Bu nedenle tecavüz de askeri terminolojide çok kullanılan bir kavramdır; bilinebilen tüm anlamlarıyla… Tabi cinsel bir saldırı biçimi şeklinde de yaygın bir tehdit olarak aramızda dolaşmaktadır. Tecavüz erkek saldırısının en ilk, en etkili halidir. İnsan‘oğlu’ tarihinin en karanlık, en eski şiddet aracı olarak; kendi cinsel organını hükmetme, yani iktidar için bir silah olarak kullanmaya başlamasının ürünü olarak, tecavüzün tarihçesinin çok eski olduğunu hepimiz tahmin ediyoruz. Kendi iktidarının temel öğesi olarak, bir cinsin kendi ayırt edici organını, biyolojik bir uzvunu, bir silah olarak, diğer cinse ya da kendi cinsinden olana , hatta hayvanlara karşı da bir şiddet aracı olarak kullanması olarak tanımlanabilir. Bir güç, erk, yani iktidar ilişkisi olarak, biri ya da birilerinin, ötekini isteği dışında ve güç kullanılarak bedenine, kişiliğine, ilişkilerine veya tüm aidiyetlerine yapılan fiziksel, sosyal ve psikolojik imha eylemidir ve aslında tam anlamıyla bir militarist eylemdir. Bir iktidar hatırlatıcısıdır.

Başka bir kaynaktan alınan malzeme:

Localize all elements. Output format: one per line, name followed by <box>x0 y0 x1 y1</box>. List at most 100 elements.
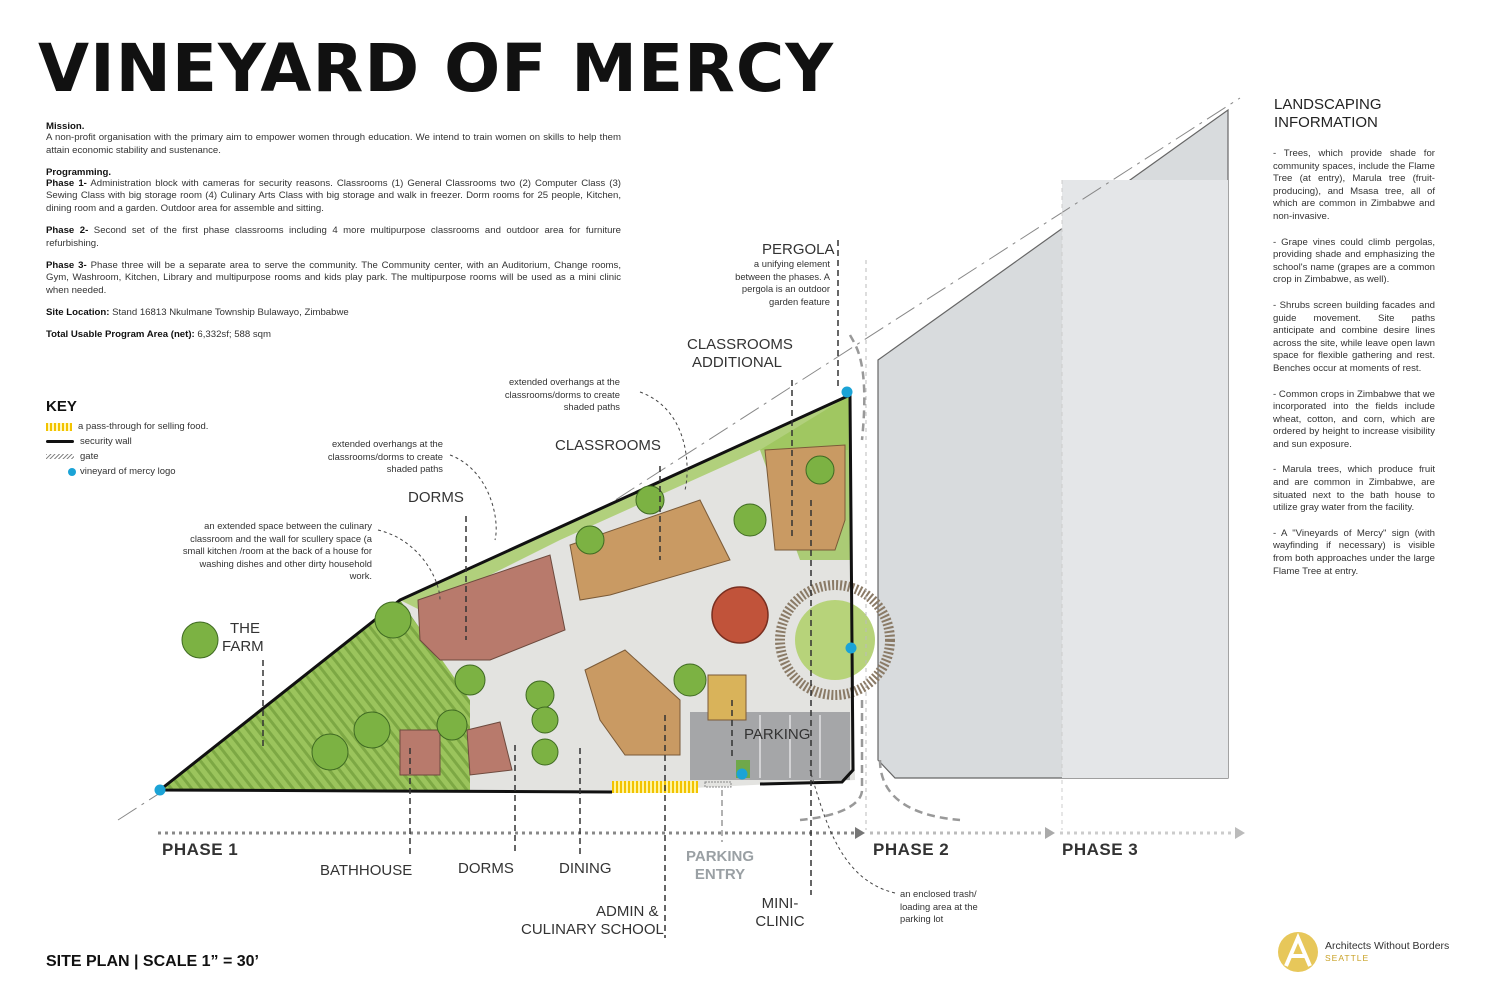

Buradan sadece erkeklere özgü olan” iktidarsızlık” diye bir hastalıktan bahsetmek sanırım ilginç olacaktır. Bir hastalık ve sadece erkeklere özgü(!) Nedir iktidarsızlık?  Bir erektasyon sorunu? İktidarsız olmak erekte olamamak ise, o zaman başka bir okumayla erektasyon hali midir iktidar olmak? Bir kalp rahatsızlığı değil de ereksiyon probleminin “iktidarsızlık” olarak halk arasında nitelendirilesi sadece bir tesadüf olabilir mi? Elbette ki hayır. Aslında cinsiyete dayalı hiyerarşinin, güç ilişkisinin ve bunun sosyal teorisinin küçük bir açıklamasından başka bir şey değildir. Yani kısaca “iktidarın aslında penislilerin hareketi olduğu ve dolayısıyla penisi olmayan cinsin iktidar olamayacağı”nı anlayabiliriz bundan. Bu yüzden tüm toplumların erkek yanlı, yani penisi olanların egemenliği şeklinde örgütlendiği fallokrasi ve onun militarist yapısını görmekteyiz.  Dolayısıyla militarizm var oldukça fallokrasi, fallokrasi var oldukça da militarizm hayat bulmaya devam edecektir. Umarım bir gün ikisinden de kurtulma şansımız olur.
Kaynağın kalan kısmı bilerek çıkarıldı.